E, dando-me a padecer
tudo o que quis que pusesse,
pude, enfim, dele dizer
que me deu com que escrevesse
o que me deu a escrever.
Eu, qu' este engano entendi,
disse-lhe: «Que escreverei?»
Respondeu, dizendo assi:
«Altos efeitos de ti
e daquela a quem te dei.
E já que te manifesto
todas minhas estranhezas,
escreve, pois que te prezas,
milagres dum claro gesto
e, de quem o viu, tristezas.»
Ah!
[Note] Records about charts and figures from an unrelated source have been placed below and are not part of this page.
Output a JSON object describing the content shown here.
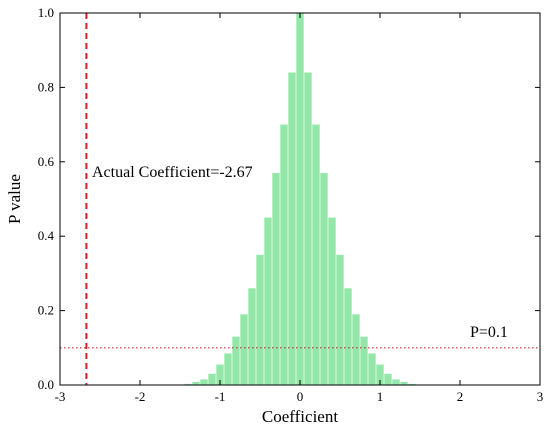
{
  "chart_data": {
    "type": "bar",
    "title": "",
    "xlabel": "Coefficient",
    "ylabel": "P value",
    "xlim": [
      -3,
      3
    ],
    "ylim": [
      0,
      1.0
    ],
    "x_ticks": [
      "-3",
      "-2",
      "-1",
      "0",
      "1",
      "2",
      "3"
    ],
    "y_ticks": [
      "0.0",
      "0.2",
      "0.4",
      "0.6",
      "0.8",
      "1.0"
    ],
    "grid": false,
    "series": [
      {
        "style": "dense vertical bars",
        "color": "#7fe39a",
        "x": [
          -1.5,
          -1.4,
          -1.3,
          -1.2,
          -1.1,
          -1.0,
          -0.9,
          -0.8,
          -0.7,
          -0.6,
          -0.5,
          -0.4,
          -0.3,
          -0.2,
          -0.1,
          0.0,
          0.1,
          0.2,
          0.3,
          0.4,
          0.5,
          0.6,
          0.7,
          0.8,
          0.9,
          1.0,
          1.1,
          1.2,
          1.3,
          1.4,
          1.5
        ],
        "values": [
          0.0,
          0.003,
          0.008,
          0.015,
          0.03,
          0.055,
          0.085,
          0.13,
          0.19,
          0.26,
          0.35,
          0.45,
          0.57,
          0.7,
          0.84,
          1.0,
          0.84,
          0.7,
          0.57,
          0.45,
          0.35,
          0.26,
          0.19,
          0.13,
          0.085,
          0.055,
          0.03,
          0.015,
          0.008,
          0.003,
          0.0
        ]
      }
    ],
    "reference_lines": [
      {
        "orientation": "vertical",
        "value": -2.67,
        "color": "#e02020",
        "style": "dashed",
        "label": "Actual Coefficient=-2.67"
      },
      {
        "orientation": "horizontal",
        "value": 0.1,
        "color": "#c03030",
        "style": "dotted",
        "label": "P=0.1"
      }
    ]
  }
}
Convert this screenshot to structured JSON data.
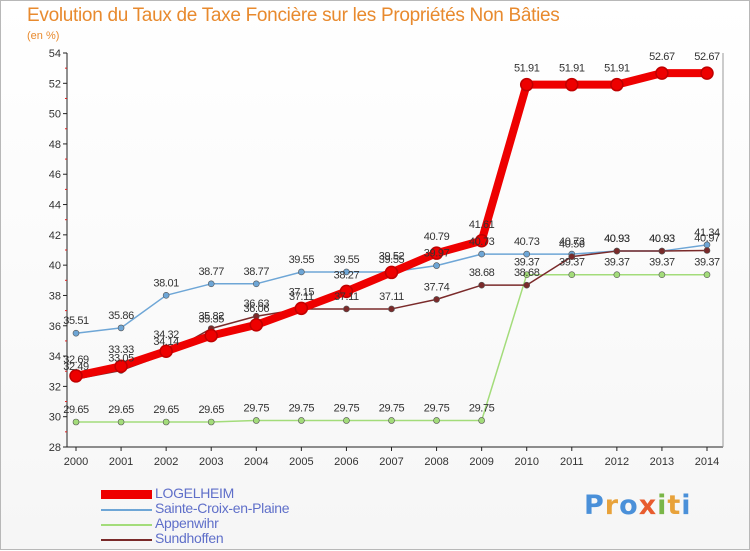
{
  "title": "Evolution du Taux de Taxe Foncière sur les Propriétés Non Bâties",
  "unit": "(en %)",
  "brand": {
    "text": "Proxiti",
    "letter_colors": [
      "#4a90d9",
      "#e8a23a",
      "#4a90d9",
      "#e85c2e",
      "#7ab648",
      "#e8a23a",
      "#4a90d9"
    ]
  },
  "chart_data": {
    "type": "line",
    "x": [
      2000,
      2001,
      2002,
      2003,
      2004,
      2005,
      2006,
      2007,
      2008,
      2009,
      2010,
      2011,
      2012,
      2013,
      2014
    ],
    "ylim": [
      28,
      54
    ],
    "yticks": [
      28,
      30,
      32,
      34,
      36,
      38,
      40,
      42,
      44,
      46,
      48,
      50,
      52,
      54
    ],
    "grid": false,
    "legend_position": "bottom-left",
    "series": [
      {
        "name": "LOGELHEIM",
        "color": "#ee0000",
        "values": [
          32.69,
          33.33,
          34.32,
          35.35,
          36.06,
          37.15,
          38.27,
          39.52,
          40.79,
          41.61,
          51.91,
          51.91,
          51.91,
          52.67,
          52.67
        ],
        "labels": [
          "32.69",
          "33.33",
          "34.32",
          "35.35",
          "36.06",
          "37.15",
          "38.27",
          "39.52",
          "40.79",
          "41.61",
          "51.91",
          "51.91",
          "51.91",
          "52.67",
          "52.67"
        ]
      },
      {
        "name": "Sainte-Croix-en-Plaine",
        "color": "#6ea6d6",
        "values": [
          35.51,
          35.86,
          38.01,
          38.77,
          38.77,
          39.55,
          39.55,
          39.55,
          39.97,
          40.73,
          40.73,
          40.73,
          40.93,
          40.93,
          41.34
        ],
        "labels": [
          "35.51",
          "35.86",
          "38.01",
          "38.77",
          "38.77",
          "39.55",
          "39.55",
          "39.55",
          "39.97",
          "40.73",
          "40.73",
          "40.73",
          "40.93",
          "40.93",
          "41.34"
        ]
      },
      {
        "name": "Appenwihr",
        "color": "#a3dc7a",
        "values": [
          29.65,
          29.65,
          29.65,
          29.65,
          29.75,
          29.75,
          29.75,
          29.75,
          29.75,
          29.75,
          39.37,
          39.37,
          39.37,
          39.37,
          39.37
        ],
        "labels": [
          "29.65",
          "29.65",
          "29.65",
          "29.65",
          "29.75",
          "29.75",
          "29.75",
          "29.75",
          "29.75",
          "29.75",
          "39.37",
          "39.37",
          "39.37",
          "39.37",
          "39.37"
        ]
      },
      {
        "name": "Sundhoffen",
        "color": "#7a2a2a",
        "values": [
          32.49,
          33.05,
          34.14,
          35.82,
          36.63,
          37.11,
          37.11,
          37.11,
          37.74,
          38.68,
          38.68,
          40.56,
          40.93,
          40.93,
          40.97
        ],
        "labels": [
          "32.49",
          "33.05",
          "34.14",
          "35.82",
          "36.63",
          "37.11",
          "37.11",
          "37.11",
          "37.74",
          "38.68",
          "38.68",
          "40.56",
          "40.93",
          "40.93",
          "40.97"
        ]
      }
    ]
  }
}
Senhora, em quem se apura
a fé de meu pensamento!
Escutai e estai a tento,
que com vossa fermosura
iguala Amar meu tormento.
E posto que tão remota
estejais de me escutar,
por me não remediar,
ouvi, que pois Amor nota,
milagres se hão-de notar.
- Luiz Vaz de Camões
in Maria Vitalina Leal de Matos [ed.] Obras completas de Luiz Vaz de Camões. II Volume: Lírica, E-Primatur, Lisboa, 2019)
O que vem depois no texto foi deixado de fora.